Von daher darf man erste praktische Fälle mit Spannung erwarten, bevor zu etwaigen Prozessen mit Versicherungen kommt. Und an dieser Stelle gebe ich gern wieder zurück an meinen Freund Philip und freue mich über weitere Rechtsfragen.
Interessanter Artikel.
Wie wäre der Sachverhalt zu beurteilen, wenn man sich im Homeoffice die Zeit frei einteilen kann, im Büro aber zuvor von z.B. 8 Uhr bis 17 Uhr sein musste. Nun erkrankt man in der Form, dass man mit vielen Pausen im Homeoffice um z.B. 23 Uhr seine Soll-Stunden schafft.
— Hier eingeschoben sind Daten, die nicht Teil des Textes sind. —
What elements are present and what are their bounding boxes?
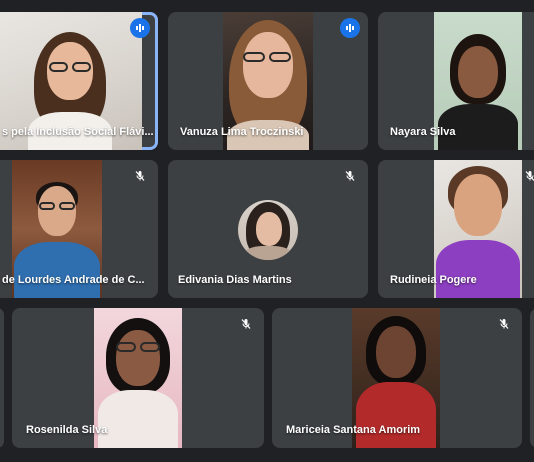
participant-tile-partial-left	[0, 308, 4, 448]
mic-off-icon	[340, 166, 360, 186]
participant-name: Nayara Silva	[390, 126, 456, 138]
participant-name: Mariceia Santana Amorim	[286, 424, 421, 436]
mic-off-icon	[236, 314, 256, 334]
mic-off-icon	[494, 314, 514, 334]
participant-tile-7[interactable]: Rosenilda Silva	[12, 308, 264, 448]
participant-tile-6[interactable]: Rudineia Pogere	[378, 160, 534, 298]
participant-name: s pela Inclusão Social Flávi...	[2, 126, 154, 138]
participant-tile-5[interactable]: Edivania Dias Martins	[168, 160, 368, 298]
participant-name: de Lourdes Andrade de C...	[2, 274, 145, 286]
participant-tile-4[interactable]: de Lourdes Andrade de C...	[0, 160, 158, 298]
audio-level-icon	[340, 18, 360, 38]
participant-tile-8[interactable]: Mariceia Santana Amorim	[272, 308, 522, 448]
participant-name: Vanuza Lima Troczinski	[180, 126, 304, 138]
audio-level-icon	[130, 18, 150, 38]
participant-name: Edivania Dias Martins	[178, 274, 292, 286]
mic-off-icon	[520, 166, 534, 186]
participant-name: Rudineia Pogere	[390, 274, 477, 286]
participant-name: Rosenilda Silva	[26, 424, 108, 436]
participant-tile-3[interactable]: Nayara Silva	[378, 12, 534, 150]
participant-tile-1[interactable]: s pela Inclusão Social Flávi...	[0, 12, 158, 150]
mic-off-icon	[130, 166, 150, 186]
participant-tile-2[interactable]: Vanuza Lima Troczinski	[168, 12, 368, 150]
participant-tile-partial-right	[530, 308, 534, 448]
avatar	[238, 200, 298, 260]
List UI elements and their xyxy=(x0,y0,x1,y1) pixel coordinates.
Im Büro würde man seine Sollstunden bis 17 Uhr aber nicht mehr schaffen.
Grüß dich Maya,
die Berufsunfähigkeitsversicherung sichert immer deinen beruflichen Alltag ab, so wie du ihn vorher ausgestaltet hast. Und wenn du vorher nicht bis 23 Uhr gearbeitet hast, kann der Versicherer das von dir auch nicht verlangen.
Wenn du selbständig bist, kann der Versicherer Vorschläge zur Umorganisation machen. Aber diese Vorschläge müssen immer auch zumutbar sein. Und wenn jemand so krank ist, dass er viele Pausen braucht, dann ist es sicher nicht zumutbar, ihn dazu zu zwingen, so zu arbeiten. Es ist sogar anzunehmen, dass ein Arzt davon ganz entschieden abrät.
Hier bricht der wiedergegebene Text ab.